不過半個時辰,一位須發皆白的老太醫便提著藥箱匆匆而入。

他診過脈,又細細問了症狀,麵色凝重道:“姨娘這是鬱結於心,又染了風寒,才會胎動不安。所幸發現得早,老夫開幾帖安胎藥,好生將養著,當無大礙。”

虞惜鬆了半口氣,親自送太醫出門。臨行前,老太醫回頭看了她一眼,低聲道:“夫人心善,但......此等事,往後還是少插手為妙。”

她心中一凜,麵上卻隻微微頷首:“多謝太醫提點。”

送走太醫,虞惜返回房中,見柳雪芙已服了藥,臉色稍緩,正靠在床頭閉目養神。

春兒在旁伺候著,眼眶還是紅的。

“姐姐,”柳雪芙睜開眼,聲音虛弱,“今日......多謝你。”

虞惜在床邊的繡墩上坐下:“既是同在一府,理當照應。”頓了頓,又問,“你既身子不適,為何不早些告知老夫人?”

柳雪芙苦笑:“妾身......不敢。”

短短三字,道盡其中酸楚。

虞惜默然。她自然明白......

一個無娘家可倚仗的妾室,在這高門深宅裏,便是懷了身孕,也得小心翼翼,生怕行差踏錯。
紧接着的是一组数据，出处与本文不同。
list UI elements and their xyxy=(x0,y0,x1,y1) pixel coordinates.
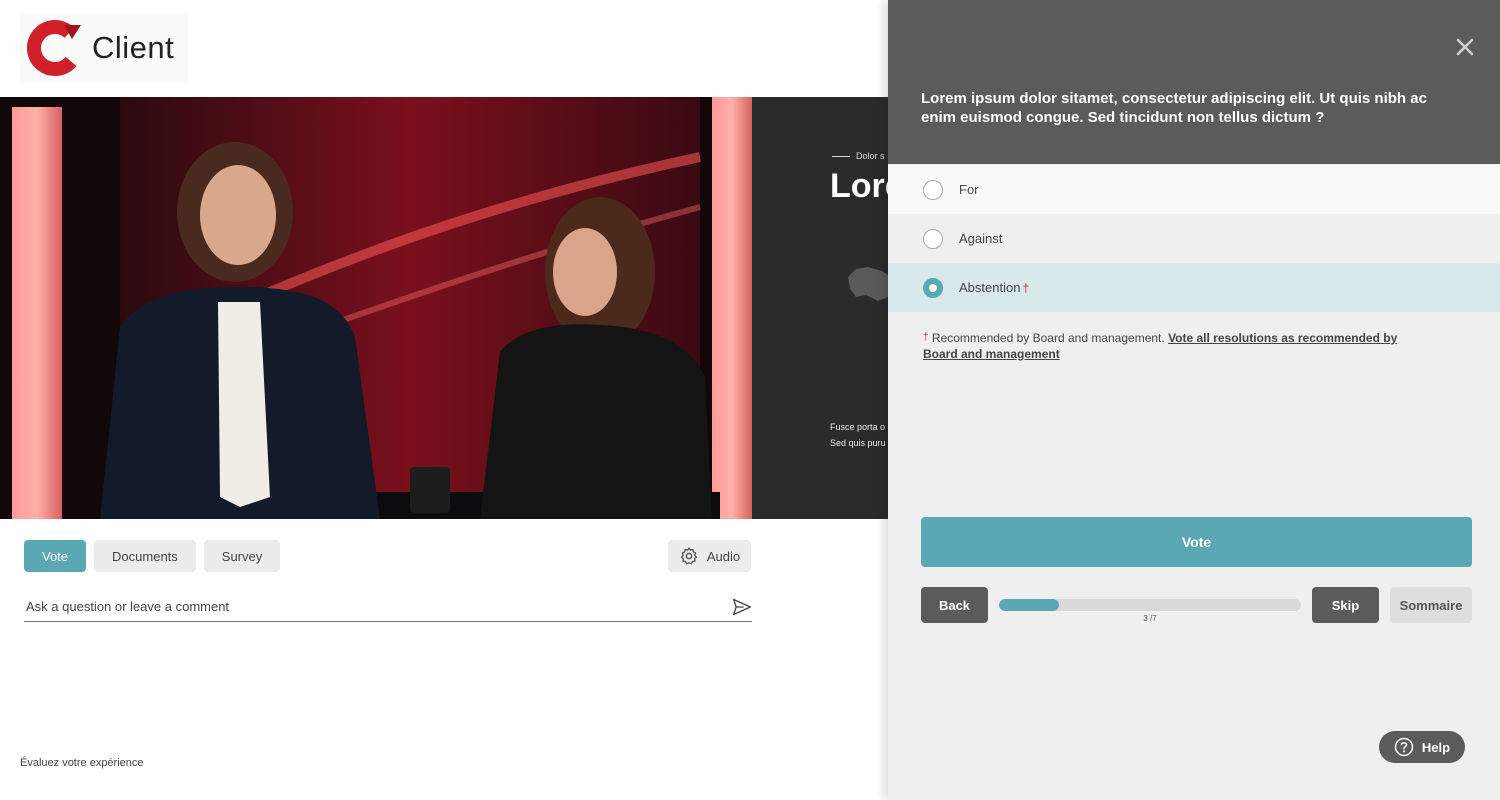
slide-body-line-2: Sed quis puru xyxy=(830,438,886,448)
brand-name: Client xyxy=(92,30,175,65)
studio-scene-image xyxy=(0,97,752,519)
option-abstention-label: Abstention xyxy=(959,280,1021,295)
panel-header: Lorem ipsum dolor sitamet, consectetur a… xyxy=(888,0,1500,164)
slide-body: Fusce porta o Sed quis puru xyxy=(830,419,886,451)
send-icon[interactable] xyxy=(732,597,752,617)
skip-button[interactable]: Skip xyxy=(1312,587,1379,623)
progress-fill xyxy=(999,599,1060,611)
tab-survey[interactable]: Survey xyxy=(203,540,281,572)
option-against-label: Against xyxy=(959,231,1003,246)
gear-icon xyxy=(680,547,698,565)
content-tabs: Vote Documents Survey xyxy=(24,540,281,572)
rate-experience-link[interactable]: Évaluez votre expérience xyxy=(20,757,144,769)
close-icon[interactable] xyxy=(1454,36,1476,58)
vote-button[interactable]: Vote xyxy=(921,517,1472,567)
help-label: Help xyxy=(1421,739,1451,755)
client-logo[interactable]: Client xyxy=(20,14,188,82)
radio-against[interactable] xyxy=(923,228,943,249)
help-icon xyxy=(1394,737,1414,757)
studio-video[interactable] xyxy=(0,97,752,519)
c-logo-icon xyxy=(27,20,83,76)
tab-documents[interactable]: Documents xyxy=(94,540,196,572)
audio-label: Audio xyxy=(706,548,741,564)
option-for-label: For xyxy=(959,182,979,197)
comment-input[interactable] xyxy=(24,599,704,614)
audio-button[interactable]: Audio xyxy=(668,540,751,572)
presentation-slide: Dolor s Lore Fusce porta o Sed quis puru xyxy=(752,97,888,519)
option-abstention[interactable]: Abstention † xyxy=(888,263,1500,312)
recommended-marker: † xyxy=(1022,280,1030,295)
comment-bar xyxy=(24,592,752,622)
recommendation-note: † Recommended by Board and management. V… xyxy=(923,330,1403,362)
world-map-image xyxy=(848,267,888,301)
slide-title: Lore xyxy=(830,167,888,205)
help-button[interactable]: Help xyxy=(1379,731,1465,763)
back-button[interactable]: Back xyxy=(921,587,988,623)
tab-vote[interactable]: Vote xyxy=(24,540,87,572)
vote-panel: Lorem ipsum dolor sitamet, consectetur a… xyxy=(888,0,1500,800)
option-against[interactable]: Against xyxy=(888,214,1500,263)
radio-for[interactable] xyxy=(923,179,943,200)
page: Client Dolor s Lor Fusce porta o Sed qui… xyxy=(0,0,1500,800)
recommendation-marker: † xyxy=(923,332,929,343)
option-for[interactable]: For xyxy=(888,165,1500,214)
slide-body-line-1: Fusce porta o xyxy=(830,422,886,432)
resolution-question: Lorem ipsum dolor sitamet, consectetur a… xyxy=(921,90,1427,126)
progress-bar xyxy=(999,599,1301,611)
recommendation-text: Recommended by Board and management. xyxy=(931,331,1165,345)
slide-kicker: Dolor s xyxy=(832,151,885,161)
radio-abstention[interactable] xyxy=(923,277,943,298)
summary-button[interactable]: Sommaire xyxy=(1390,587,1472,623)
progress-label: 3 /7 xyxy=(1143,614,1157,623)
“你且好生養著,”她起身,“藥按時服,若再有不妥,讓春兒去尋我。”

“姐姐,”柳雪芙忽然喚住她,眼神複雜,“今日之事,怕是要連累你了。”

虞惜腳步一頓,卻沒回頭:“我既做了,便不怕。”

走出芙蕖苑時,夜色已深。廊下燈籠在風中搖曳,將她的影子拉得忽長忽短。她抬頭望了望天,月隱星稀,是個陰沉的夜。

回到衛風樓,秦嬤嬤早已等在院中,見她回來,急急迎上:“夫人,您可算回來了!方才老夫人那邊派人來過,說讓您明日一早去鬆鶴堂問話。”

虞惜神色平靜:“知道了。”

“夫人......”秦嬤嬤欲言又止,“老奴多嘴一句,您今日這一遭,怕是觸了老夫人的逆鱗。”

“我知道。”虞惜推開房門,燭光映在她臉上,明明滅滅,“但有些事,不能不做。”

她不是聖人,也知明哲保身的道理。可今日若眼睜睜看著柳雪芙受苦,她過不了自己心裏那道坎——

就像當年燕兒病重時,她四處求醫問藥,卻無人肯伸手相助。

那種絕望,她嘗過,便不想讓旁人再嘗。

次日一早,虞惜換了身素淨衣裳,準時去了鬆鶴堂。

堂中檀香繚繞,陸老夫人劉斯琴端坐在上首的紫檀木太師椅上,手裏撚著一串佛珠,麵色沉肅。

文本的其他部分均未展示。